Regardless of your testing experience or the effectiveness of your automation infrastructure, you should use a robust test design to initiate automation. The lack of strong test design can force testing teams to face a wide range of issues which generate incomplete, inefficient, and difficult-to-maintain tests. In order to make sure the cost efficiency, quality, and delivery are not affected, it is necessary to familiarize with those indicators which represent the performance of tests. To begin with, consider the following automation anti-patterns to improve testing.
Longer Length of Sequence
Often, tests are created with small steps for long sequences, thus their management and maintenance is hard. For instance, while an application which is currently being tested undergoes changes, it is considerably complex to work around these modifications with other tests.
Instead of using a bottom-up approach first, generate a high-level design. In accordance with the respective method, such a design can consist of features like scopes and definitions of test products which are included in the main objective and test objective for different tests. For instance, a product could consist of test cases which test the calculation process of home loan mortgage premiums.
When testers focus too much on interaction tests, it is possible that they may design weak tests which do not factor major business-level concerns like the interaction of application responses for unusual circumstances.
Testers should emphasize on the use of businesses tests which represent rules, objects, and processes of business alongside the interaction tests. For instance, with a business test, a user can log in, type a few orders, and view the financial information with the help of high-level activities which mask the details of the interaction.

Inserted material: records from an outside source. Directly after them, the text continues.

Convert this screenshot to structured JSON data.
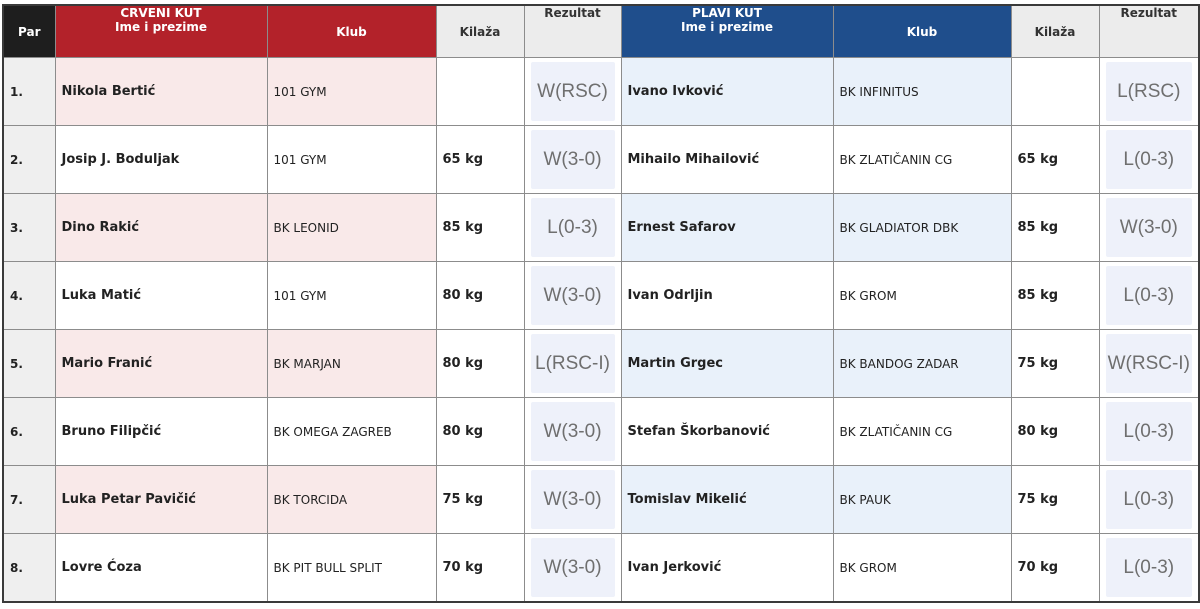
{
  "headers": {
    "par": "Par",
    "red_corner": "CRVENI KUT",
    "name": "Ime i prezime",
    "club": "Klub",
    "weight": "Kilaža",
    "result": "Rezultat",
    "blue_corner": "PLAVI KUT"
  },
  "colors": {
    "red_header": "#b3222a",
    "blue_header": "#1f4e8c",
    "red_tint": "#f9e9e9",
    "blue_tint": "#e9f1fa",
    "result_box": "#eef1fa",
    "separator": "#d6a43a"
  },
  "rows": [
    {
      "par": "1.",
      "red_name": "Nikola Bertić",
      "red_club": "101 GYM",
      "red_weight": "",
      "red_result": "W(RSC)",
      "blue_name": "Ivano Ivković",
      "blue_club": "BK INFINITUS",
      "blue_weight": "",
      "blue_result": "L(RSC)"
    },
    {
      "par": "2.",
      "red_name": "Josip J. Boduljak",
      "red_club": "101 GYM",
      "red_weight": "65 kg",
      "red_result": "W(3-0)",
      "blue_name": "Mihailo Mihailović",
      "blue_club": "BK ZLATIČANIN CG",
      "blue_weight": "65 kg",
      "blue_result": "L(0-3)"
    },
    {
      "par": "3.",
      "red_name": "Dino Rakić",
      "red_club": "BK LEONID",
      "red_weight": "85 kg",
      "red_result": "L(0-3)",
      "blue_name": "Ernest Safarov",
      "blue_club": "BK GLADIATOR DBK",
      "blue_weight": "85 kg",
      "blue_result": "W(3-0)"
    },
    {
      "par": "4.",
      "red_name": "Luka Matić",
      "red_club": "101 GYM",
      "red_weight": "80 kg",
      "red_result": "W(3-0)",
      "blue_name": "Ivan Odrljin",
      "blue_club": "BK GROM",
      "blue_weight": "85 kg",
      "blue_result": "L(0-3)"
    },
    {
      "par": "5.",
      "red_name": "Mario Franić",
      "red_club": "BK MARJAN",
      "red_weight": "80 kg",
      "red_result": "L(RSC-I)",
      "blue_name": "Martin Grgec",
      "blue_club": "BK BANDOG ZADAR",
      "blue_weight": "75 kg",
      "blue_result": "W(RSC-I)"
    },
    {
      "par": "6.",
      "red_name": "Bruno Filipčić",
      "red_club": "BK OMEGA ZAGREB",
      "red_weight": "80 kg",
      "red_result": "W(3-0)",
      "blue_name": "Stefan Škorbanović",
      "blue_club": "BK ZLATIČANIN CG",
      "blue_weight": "80 kg",
      "blue_result": "L(0-3)"
    },
    {
      "par": "7.",
      "red_name": "Luka Petar Pavičić",
      "red_club": "BK TORCIDA",
      "red_weight": "75 kg",
      "red_result": "W(3-0)",
      "blue_name": "Tomislav Mikelić",
      "blue_club": "BK PAUK",
      "blue_weight": "75 kg",
      "blue_result": "L(0-3)"
    },
    {
      "par": "8.",
      "red_name": "Lovre Ćoza",
      "red_club": "BK PIT BULL SPLIT",
      "red_weight": "70 kg",
      "red_result": "W(3-0)",
      "blue_name": "Ivan Jerković",
      "blue_club": "BK GROM",
      "blue_weight": "70 kg",
      "blue_result": "L(0-3)"
    }
  ]
}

In interaction tests, a user can type name/password combination and assess whether or not the button of submission (submit) is enabled or not—such a test can occur in any business environment type.
While it is important to run interaction and business tests, however, keep in mind that they should be run separately. For instance, the rules and lifecycles of business objects along with their processes and calculations must not be combined with interaction test details like confirming the presence of submit button or determining whether or not a login message is displayed after the login process. Such a scenario can make maintenance hard due to the mix. For instance, if the welcome message is generated in a new application version, all the associated tests have to be checked and maintained.

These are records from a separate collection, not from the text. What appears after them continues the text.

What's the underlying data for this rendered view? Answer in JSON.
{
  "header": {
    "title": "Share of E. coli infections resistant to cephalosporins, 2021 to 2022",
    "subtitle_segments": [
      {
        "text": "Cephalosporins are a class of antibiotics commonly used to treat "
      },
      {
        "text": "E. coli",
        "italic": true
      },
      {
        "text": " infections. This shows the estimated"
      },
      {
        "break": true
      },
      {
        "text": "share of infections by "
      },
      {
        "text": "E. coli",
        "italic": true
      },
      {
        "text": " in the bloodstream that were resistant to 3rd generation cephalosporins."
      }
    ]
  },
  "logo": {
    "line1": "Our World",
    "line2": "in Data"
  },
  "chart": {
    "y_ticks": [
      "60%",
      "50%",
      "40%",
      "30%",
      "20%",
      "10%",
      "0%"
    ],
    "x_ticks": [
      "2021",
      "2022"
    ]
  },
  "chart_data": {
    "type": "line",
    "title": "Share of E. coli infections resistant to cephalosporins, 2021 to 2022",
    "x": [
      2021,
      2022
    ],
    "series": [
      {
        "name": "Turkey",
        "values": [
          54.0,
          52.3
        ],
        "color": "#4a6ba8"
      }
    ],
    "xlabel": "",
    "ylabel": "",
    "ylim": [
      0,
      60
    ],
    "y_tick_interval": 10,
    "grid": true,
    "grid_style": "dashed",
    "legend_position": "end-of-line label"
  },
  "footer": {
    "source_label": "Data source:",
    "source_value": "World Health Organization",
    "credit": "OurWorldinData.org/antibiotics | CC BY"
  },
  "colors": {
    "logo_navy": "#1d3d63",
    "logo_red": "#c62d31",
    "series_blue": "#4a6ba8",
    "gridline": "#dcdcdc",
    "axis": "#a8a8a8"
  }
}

A modular and high-quality test can help testers with the correct vision about how these blurred lines should be avoided to make sure the maintainability and manageability is strong. Test modules are known to carry a well-defined scope with test modules. They prevent checks which are not suitable for their scope and mask comprehensive steps for the UI interactions.
Life Cycle Tests
Most of the global applications work with business objects like products, invoices, orders, and customers. The application lifecycles of such objects are updated, retrieve, create, and delete—known as CRUD. The major issue is that the tests for these lifecycles are hard to find, incomplete, and scattered. Hence, there can be real vulnerabilities in the tests’ scope especially in the case of business objects, particularly when the business objects are ever-changing. For a car rental, while one can try several vans and cars, however, the coverage is lesser for both the buses and motorcycles.
It is easy to design life cycle tests. You can initiate by choosing business objects along with their operations. Such a process can also consist of variations like updating or canceling an order. It is important to remember that life cycle tests are similar to business tests, instead of the interaction tests.
Poorly Developed Tests
Factors like pressure, time, and others can culminate in the creation of shallow test cases which are not good enough to properly test the application. As a result, quality suffers, like missed situations which are not responded. Doing this can also affect the test maintenance, making it more expensive.

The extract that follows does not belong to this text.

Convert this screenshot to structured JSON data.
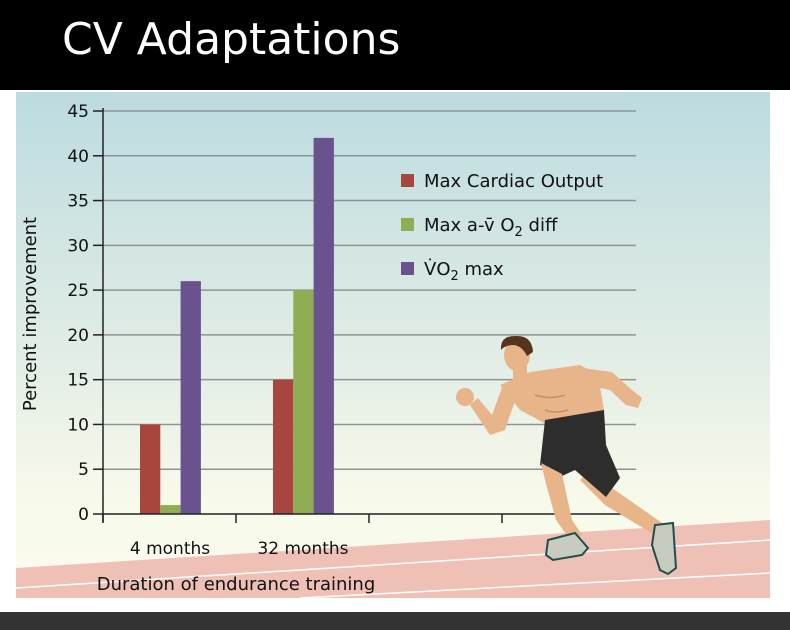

More importantly, it is necessary to sync both the testing and test automation for the entire Scrum sprint. These tests and their automation require a greater degree of cooperation which is tougher in case they are still running after the completion of the sprint.
When improved automation architecture and test design are not good enough in keeping up with the velocity, then you can think about the outsourcing of a number of tasks so the testers are able to match the speed.
You have to think in terms of a professional tester—as an individual who has a knack of breaking things. For instance, if different testing methods like error guessing decision tables are used then they can assist to pinpoint those situations which require immediate assistance with the test cases. On a similar note, equivalence partitioning and state-transition diagrams can help to think about different design to test the cases.
Lack of scope in tests is quite a common problem like when an entry dialog has to be tested by a test or with a group of financial transactions. It is easy to find the tests and also update in case of changes in the application while duplication is also possible.
Testers usually use to assess steps by using an unexpected output for all the steps; this is also encouraged by different management tools. What this indicates is that separate tests can be used for the same check. For instance, the previous test determined whether or not the welcome screen is generated after the login.
Begin with a test design on which the testers focused heavily. You have to ensure that all the modules in the test have well-differentiated and clear scopes. Hence, during the development of such tests, you have to avoid checking after each step. Add checks according to the scope.